Partially isometric Toeplitz operators on the polydisc

TL;DR

This paper characterizes partially isometric Toeplitz operators on the polydisc, linking their structure to inner functions, and extends classical results with new proofs and insights into their properties like hyponormality and power partial isometry.

Contribution

It provides a complete characterization of partially isometric Toeplitz operators on the polydisc, including new proofs of classical theorems and analysis of their spectral and structural properties.

Findings

Partially isometric Toeplitz operators are characterized by inner functions depending on different variables.

Such operators are hyponormal if and only if their symbols are inner functions.
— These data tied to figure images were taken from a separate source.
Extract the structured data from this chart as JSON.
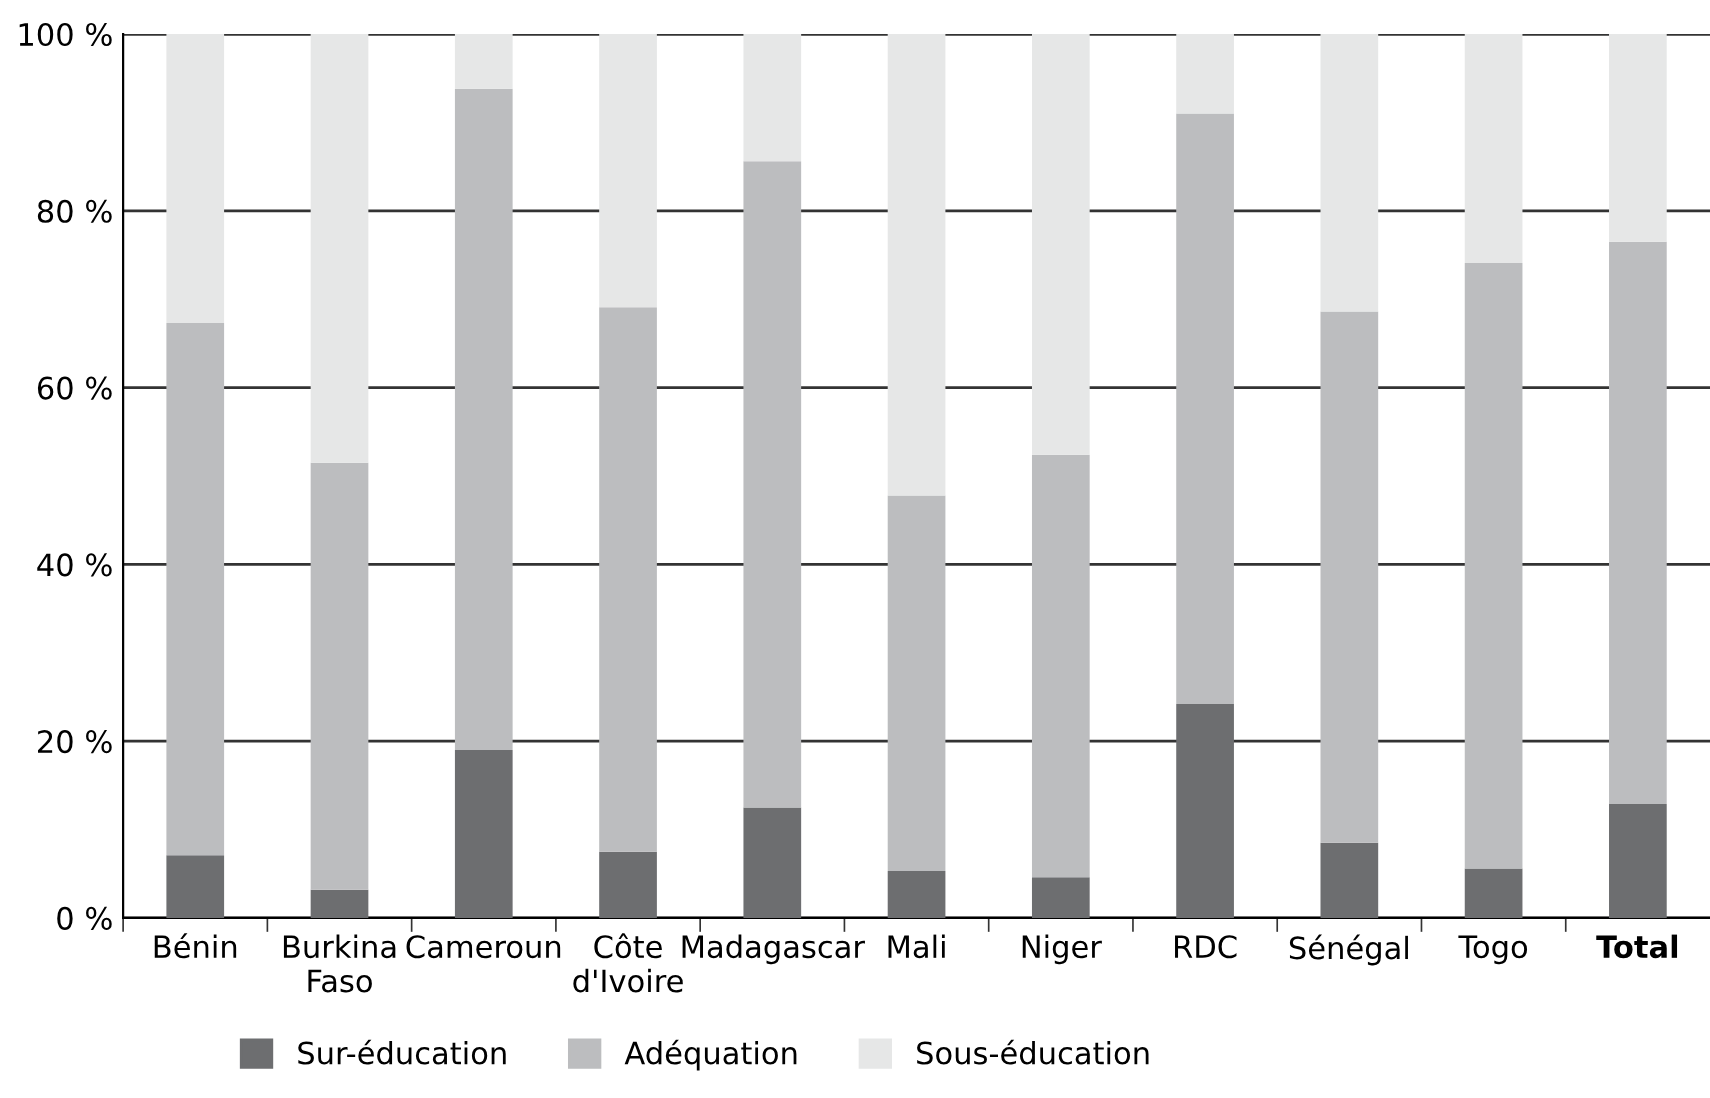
{
  "chart_data": {
    "type": "bar",
    "stacked": true,
    "categories": [
      "Bénin",
      "Burkina\nFaso",
      "Cameroun",
      "Côte\nd'Ivoire",
      "Madagascar",
      "Mali",
      "Niger",
      "RDC",
      "Sénégal",
      "Togo",
      "Total"
    ],
    "series": [
      {
        "name": "Sur-éducation",
        "color": "#6d6e70",
        "values": [
          7.1,
          3.2,
          19.0,
          7.5,
          12.5,
          5.3,
          4.6,
          24.2,
          8.5,
          5.6,
          12.9
        ]
      },
      {
        "name": "Adéquation",
        "color": "#bcbdbf",
        "values": [
          60.2,
          48.3,
          74.8,
          61.6,
          73.1,
          42.5,
          47.8,
          66.8,
          60.1,
          68.5,
          63.6
        ]
      },
      {
        "name": "Sous-éducation",
        "color": "#e6e7e7",
        "values": [
          32.7,
          48.5,
          6.2,
          30.9,
          14.4,
          52.2,
          47.6,
          9.0,
          31.4,
          25.9,
          23.5
        ]
      }
    ],
    "ylim": [
      0,
      100
    ],
    "yticks": [
      {
        "value": 0,
        "label": "0 %"
      },
      {
        "value": 20,
        "label": "20 %"
      },
      {
        "value": 40,
        "label": "40 %"
      },
      {
        "value": 60,
        "label": "60 %"
      },
      {
        "value": 80,
        "label": "80 %"
      },
      {
        "value": 100,
        "label": "100 %"
      }
    ],
    "grid": "y",
    "legend": "bottom left"
  }
}
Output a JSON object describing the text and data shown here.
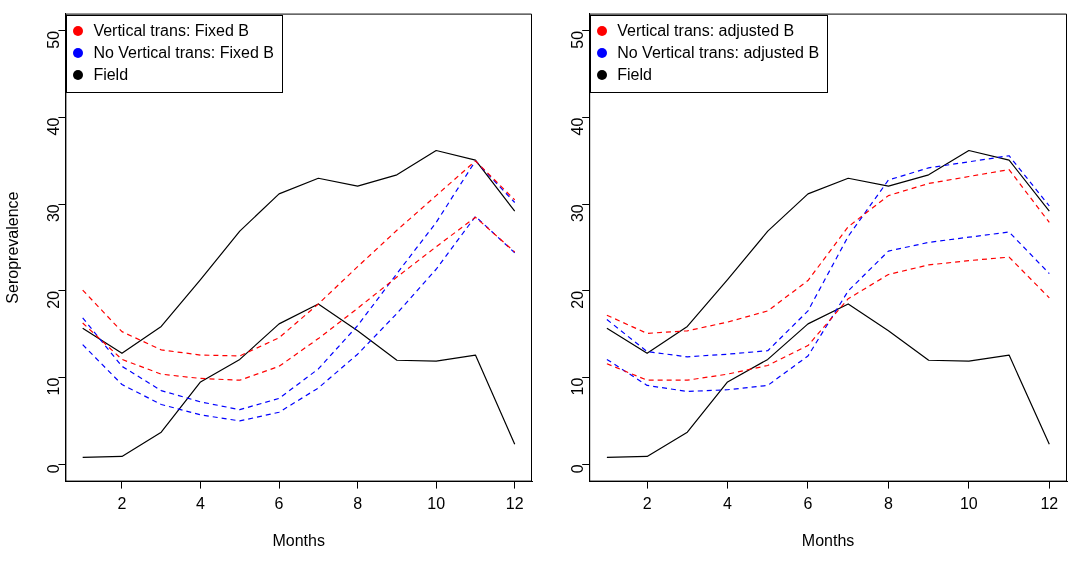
{
  "chart_data": [
    {
      "type": "line",
      "ylabel": "Seroprevalence",
      "xlabel": "Months",
      "x": [
        1,
        2,
        3,
        4,
        5,
        6,
        7,
        8,
        9,
        10,
        11,
        12
      ],
      "xlim": [
        0.56,
        12.44
      ],
      "xticks": [
        2,
        4,
        6,
        8,
        10,
        12
      ],
      "ylim": [
        -2,
        52
      ],
      "yticks": [
        0,
        10,
        20,
        30,
        40,
        50
      ],
      "legend": "top left",
      "marker": "none",
      "grid": false,
      "series": [
        {
          "name": "Vertical trans: Fixed B",
          "color": "#ff0000",
          "line_style": "dashed",
          "values": [
            20.1,
            15.3,
            13.2,
            12.6,
            12.5,
            14.6,
            18.5,
            22.8,
            27,
            31,
            35,
            30.5
          ]
        },
        {
          "color": "#ff0000",
          "line_style": "dashed",
          "values": [
            16.3,
            12.1,
            10.4,
            9.9,
            9.7,
            11.3,
            14.5,
            18,
            21.6,
            25.1,
            28.5,
            24.5
          ]
        },
        {
          "name": "No Vertical trans: Fixed B",
          "color": "#0000ff",
          "line_style": "dashed",
          "values": [
            16.9,
            11.3,
            8.5,
            7.2,
            6.3,
            7.6,
            11,
            16,
            22,
            27.9,
            35,
            30.2
          ]
        },
        {
          "color": "#0000ff",
          "line_style": "dashed",
          "values": [
            13.8,
            9.2,
            6.9,
            5.7,
            5,
            6,
            8.8,
            12.7,
            17.4,
            22.5,
            28.6,
            24.4
          ]
        },
        {
          "name": "Field",
          "color": "#000000",
          "line_style": "solid",
          "values": [
            15.7,
            12.8,
            15.9,
            21.3,
            26.9,
            31.2,
            33,
            32.1,
            33.4,
            36.2,
            35.1,
            29.2
          ]
        },
        {
          "color": "#000000",
          "line_style": "solid",
          "values": [
            0.8,
            0.9,
            3.7,
            9.5,
            12.1,
            16.2,
            18.5,
            15.4,
            12,
            11.9,
            12.6,
            2.3
          ]
        }
      ]
    },
    {
      "type": "line",
      "xlabel": "Months",
      "x": [
        1,
        2,
        3,
        4,
        5,
        6,
        7,
        8,
        9,
        10,
        11,
        12
      ],
      "xlim": [
        0.56,
        12.44
      ],
      "xticks": [
        2,
        4,
        6,
        8,
        10,
        12
      ],
      "ylim": [
        -2,
        52
      ],
      "yticks": [
        0,
        10,
        20,
        30,
        40,
        50
      ],
      "legend": "top left",
      "marker": "none",
      "grid": false,
      "series": [
        {
          "name": "Vertical trans: adjusted B",
          "color": "#ff0000",
          "line_style": "dashed",
          "values": [
            17.2,
            15.1,
            15.4,
            16.4,
            17.7,
            21.2,
            27.4,
            31,
            32.4,
            33.2,
            34,
            27.9
          ]
        },
        {
          "color": "#ff0000",
          "line_style": "dashed",
          "values": [
            11.6,
            9.7,
            9.7,
            10.4,
            11.4,
            13.7,
            19.1,
            21.9,
            23,
            23.5,
            23.9,
            19.2
          ]
        },
        {
          "name": "No Vertical trans: adjusted B",
          "color": "#0000ff",
          "line_style": "dashed",
          "values": [
            16.7,
            13,
            12.4,
            12.7,
            13.1,
            17.7,
            26.3,
            32.8,
            34.2,
            34.9,
            35.6,
            29.8
          ]
        },
        {
          "color": "#0000ff",
          "line_style": "dashed",
          "values": [
            12.1,
            9.1,
            8.4,
            8.6,
            9.1,
            12.5,
            20,
            24.6,
            25.6,
            26.2,
            26.8,
            22
          ]
        },
        {
          "name": "Field",
          "color": "#000000",
          "line_style": "solid",
          "values": [
            15.7,
            12.8,
            15.9,
            21.3,
            26.9,
            31.2,
            33,
            32.1,
            33.4,
            36.2,
            35.1,
            29.2
          ]
        },
        {
          "color": "#000000",
          "line_style": "solid",
          "values": [
            0.8,
            0.9,
            3.7,
            9.5,
            12.1,
            16.2,
            18.5,
            15.4,
            12,
            11.9,
            12.6,
            2.3
          ]
        }
      ]
    }
  ]
}
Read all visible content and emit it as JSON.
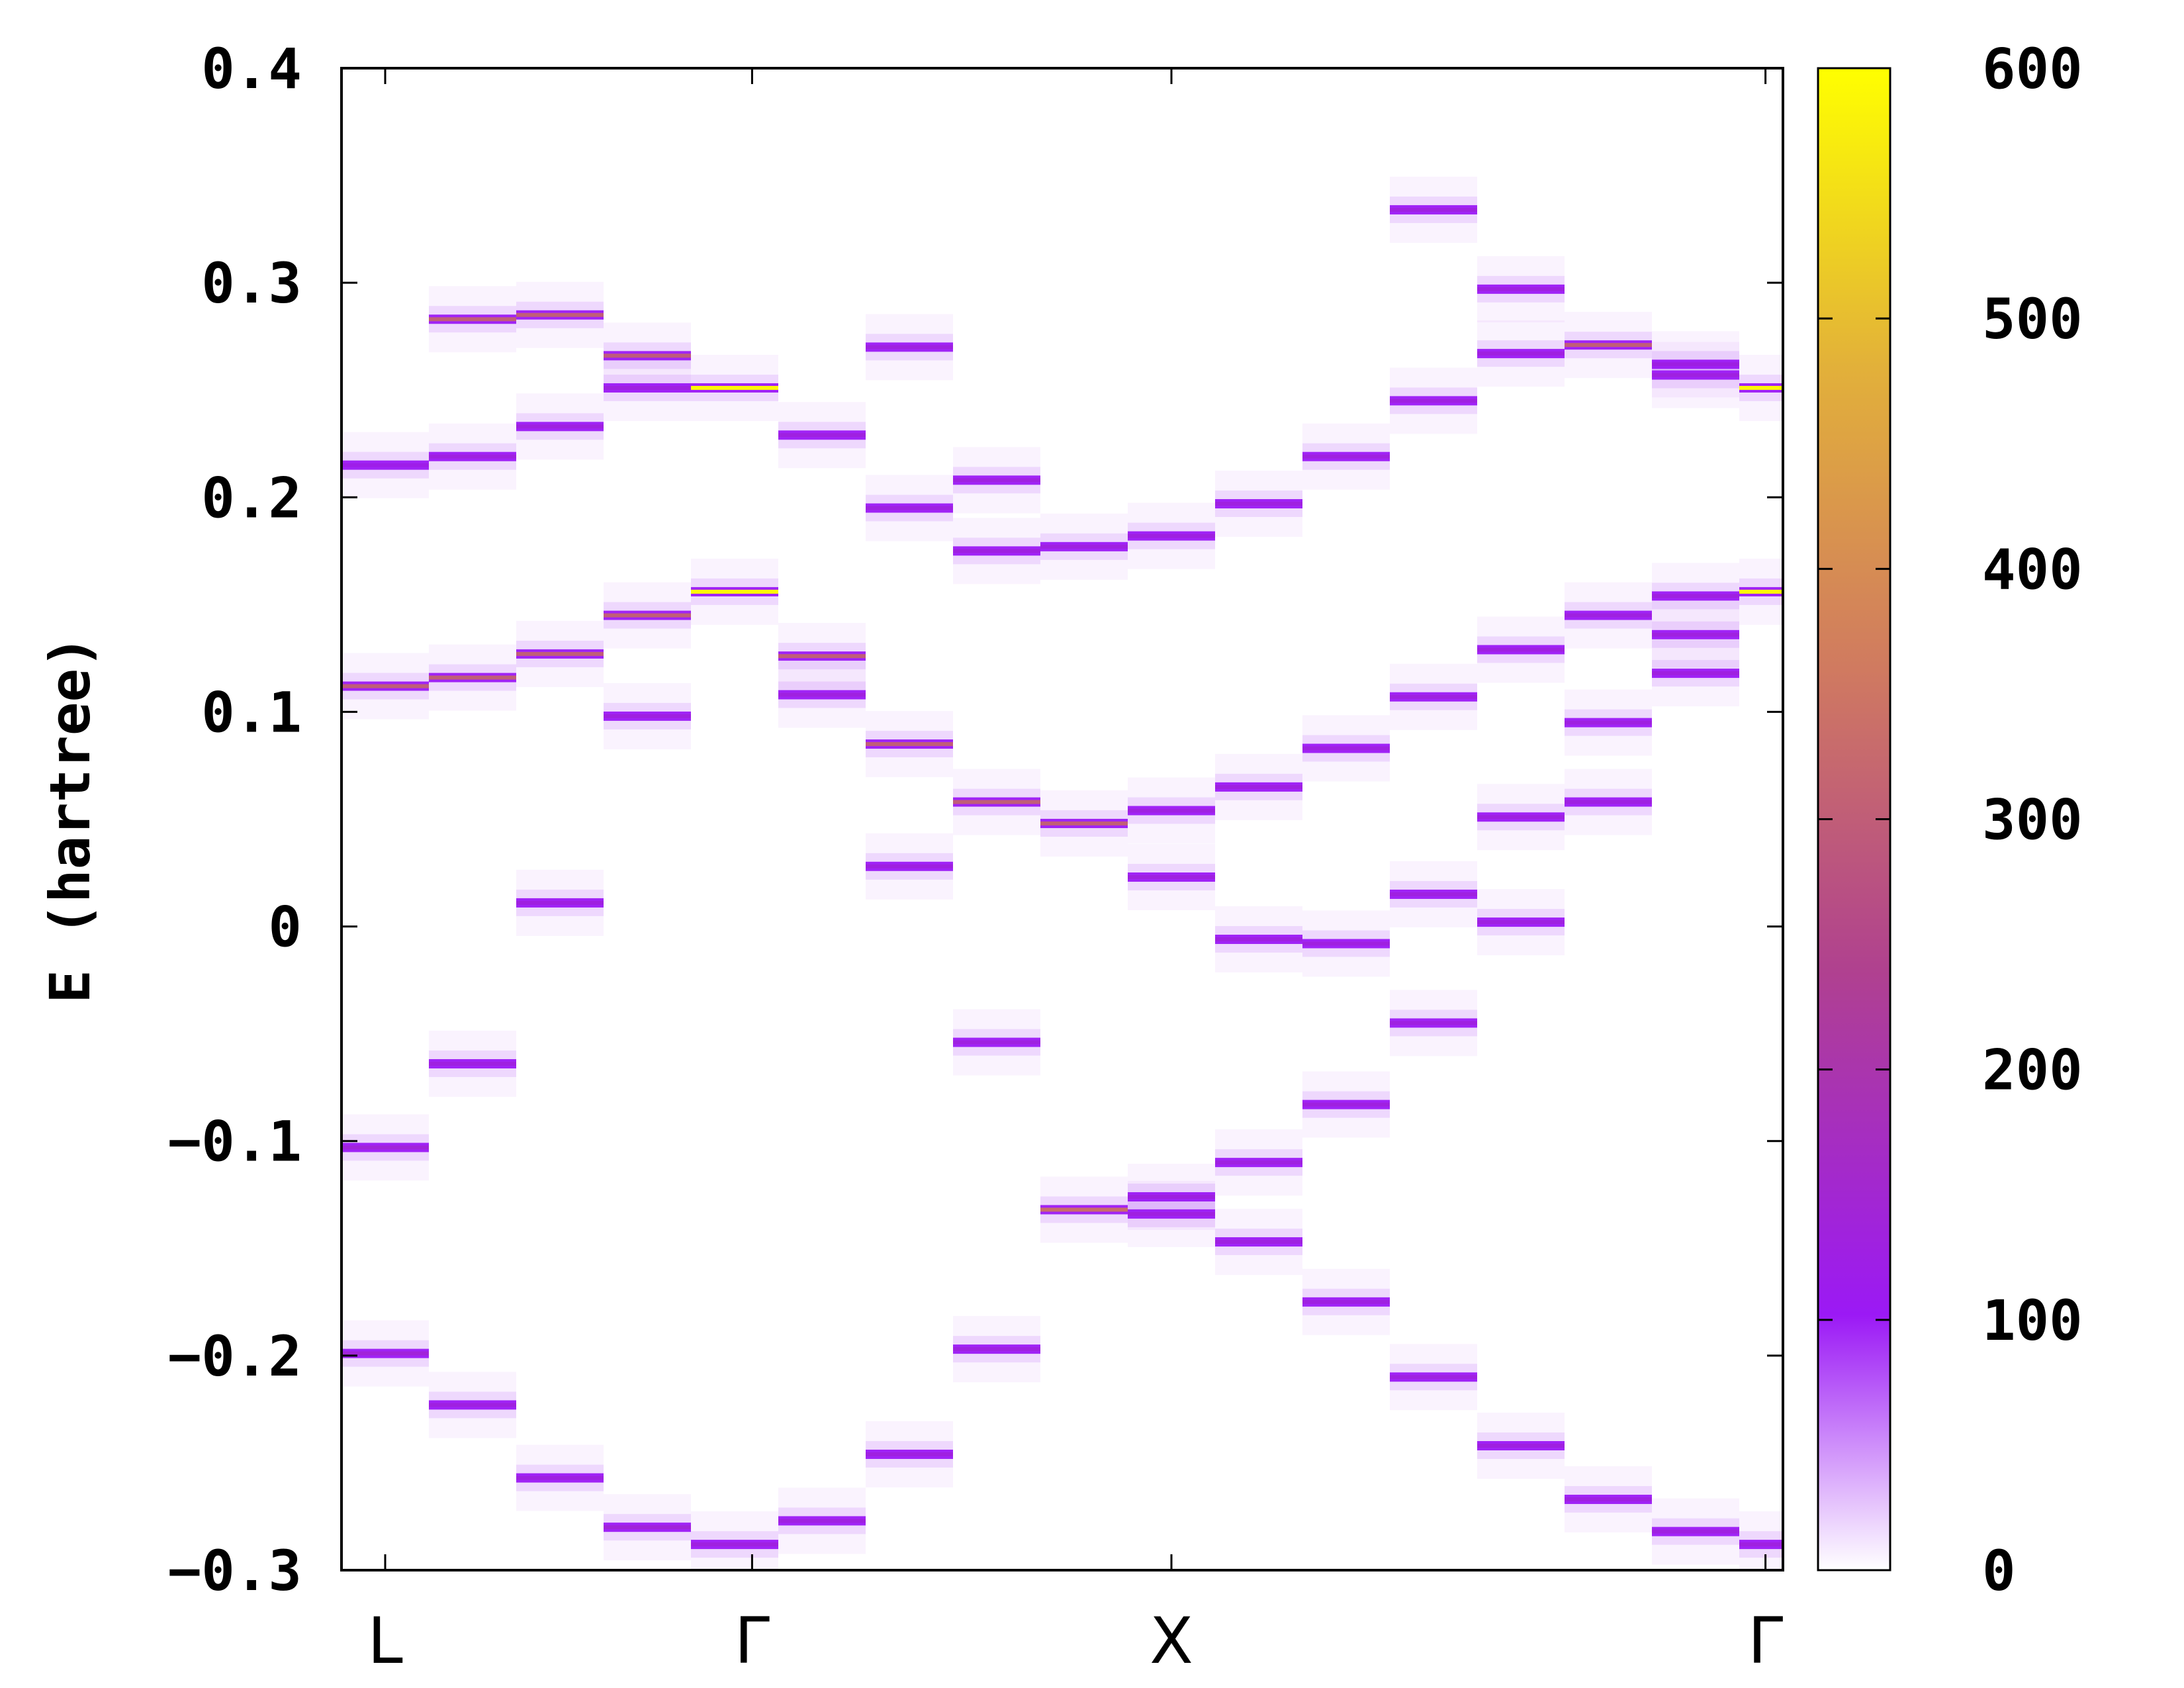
{
  "chart_data": {
    "type": "heatmap",
    "title": "",
    "xlabel": "",
    "ylabel": "E (hartree)",
    "ylim": [
      -0.3,
      0.4
    ],
    "yticks": [
      "0.4",
      "0.3",
      "0.2",
      "0.1",
      "0",
      "−0.1",
      "−0.2",
      "−0.3"
    ],
    "k_points": [
      {
        "label": "L",
        "pos": 0
      },
      {
        "label": "Γ",
        "pos": 4.2
      },
      {
        "label": "X",
        "pos": 9.0
      },
      {
        "label": "Γ",
        "pos": 15.8
      }
    ],
    "colorbar": {
      "range": [
        0,
        600
      ],
      "ticks": [
        "600",
        "500",
        "400",
        "300",
        "200",
        "100",
        "0"
      ],
      "colors": [
        "#ffffff",
        "#9b19f5",
        "#b0418f",
        "#d07a60",
        "#e2b03a",
        "#ffff00"
      ]
    },
    "columns": [
      {
        "k": 0,
        "bands": [
          [
            0.215,
            120
          ],
          [
            0.112,
            300
          ],
          [
            -0.103,
            140
          ],
          [
            -0.199,
            140
          ]
        ]
      },
      {
        "k": 1,
        "bands": [
          [
            0.283,
            300
          ],
          [
            0.219,
            130
          ],
          [
            0.116,
            300
          ],
          [
            -0.064,
            130
          ],
          [
            -0.223,
            130
          ]
        ]
      },
      {
        "k": 2,
        "bands": [
          [
            0.285,
            300
          ],
          [
            0.233,
            130
          ],
          [
            0.127,
            300
          ],
          [
            0.011,
            130
          ],
          [
            -0.257,
            130
          ]
        ]
      },
      {
        "k": 3,
        "bands": [
          [
            0.266,
            300
          ],
          [
            0.251,
            130
          ],
          [
            0.145,
            300
          ],
          [
            0.098,
            130
          ],
          [
            -0.28,
            140
          ]
        ]
      },
      {
        "k": 4,
        "bands": [
          [
            0.251,
            590
          ],
          [
            0.156,
            590
          ],
          [
            -0.288,
            130
          ]
        ]
      },
      {
        "k": 5,
        "bands": [
          [
            0.229,
            130
          ],
          [
            0.126,
            300
          ],
          [
            0.108,
            130
          ],
          [
            -0.277,
            130
          ]
        ]
      },
      {
        "k": 6,
        "bands": [
          [
            0.27,
            130
          ],
          [
            0.195,
            130
          ],
          [
            0.085,
            300
          ],
          [
            0.028,
            130
          ],
          [
            -0.246,
            130
          ]
        ]
      },
      {
        "k": 7,
        "bands": [
          [
            0.208,
            130
          ],
          [
            0.175,
            130
          ],
          [
            0.058,
            300
          ],
          [
            -0.054,
            130
          ],
          [
            -0.197,
            130
          ]
        ]
      },
      {
        "k": 8,
        "bands": [
          [
            0.177,
            130
          ],
          [
            0.048,
            300
          ],
          [
            -0.132,
            330
          ]
        ]
      },
      {
        "k": 9,
        "bands": [
          [
            0.182,
            130
          ],
          [
            0.054,
            130
          ],
          [
            0.023,
            130
          ],
          [
            -0.126,
            130
          ],
          [
            -0.134,
            130
          ]
        ]
      },
      {
        "k": 10,
        "bands": [
          [
            0.197,
            130
          ],
          [
            0.065,
            130
          ],
          [
            -0.006,
            130
          ],
          [
            -0.11,
            130
          ],
          [
            -0.147,
            130
          ]
        ]
      },
      {
        "k": 11,
        "bands": [
          [
            0.219,
            130
          ],
          [
            0.083,
            130
          ],
          [
            -0.008,
            130
          ],
          [
            -0.083,
            130
          ],
          [
            -0.175,
            130
          ]
        ]
      },
      {
        "k": 12,
        "bands": [
          [
            0.334,
            130
          ],
          [
            0.245,
            130
          ],
          [
            0.107,
            130
          ],
          [
            0.015,
            130
          ],
          [
            -0.045,
            130
          ],
          [
            -0.21,
            130
          ]
        ]
      },
      {
        "k": 13,
        "bands": [
          [
            0.297,
            130
          ],
          [
            0.267,
            130
          ],
          [
            0.129,
            130
          ],
          [
            0.051,
            130
          ],
          [
            0.002,
            130
          ],
          [
            -0.242,
            130
          ]
        ]
      },
      {
        "k": 14,
        "bands": [
          [
            0.271,
            300
          ],
          [
            0.145,
            130
          ],
          [
            0.095,
            130
          ],
          [
            0.058,
            130
          ],
          [
            -0.267,
            130
          ]
        ]
      },
      {
        "k": 15,
        "bands": [
          [
            0.262,
            130
          ],
          [
            0.257,
            130
          ],
          [
            0.154,
            130
          ],
          [
            0.136,
            130
          ],
          [
            0.118,
            130
          ],
          [
            -0.282,
            130
          ]
        ]
      },
      {
        "k": 16,
        "bands": [
          [
            0.251,
            590
          ],
          [
            0.156,
            590
          ],
          [
            -0.288,
            130
          ]
        ]
      }
    ]
  }
}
They are always power partial isometries, classified as shifts, co-shifts, or sums of truncated shifts.

Abstract

A Toeplitz operator $T_\varphi$, $\varphi \in L^\infty(\mathbb{T}^n)$, is a partial isometry if and only if there exist inner functions $\varphi_1, \varphi_2 \in H^\infty(\mathbb{D}^n)$ such that $\varphi_1$ and $\varphi_2$ depends on different variables and $\varphi = \bar{\varphi}_1 \varphi_2$. In particular, for $n=1$, along with new proof, this recovers a classical theorem of Brown and Douglas. \noindent We also prove that a partially isometric Toeplitz operator is hyponormal if and only if the corresponding symbol is an inner function in $H^\infty(\mathbb{D}^n)$. Moreover, partially isometric Toeplitz operators are always power partial isometry (following Halmos and Wallen), and hence, up to unitary equivalence, a partially isometric Toeplitz operator with symbol in $L^\infty(\mathbb{T}^n)$, $n > 1$, is either a shift, or a co-shift, or a direct sum of truncated shifts. Along the way, we prove that $T_\varphi$ is a shift whenever $\varphi$ is inner in $H^\infty(\mathbb{D}^n)$.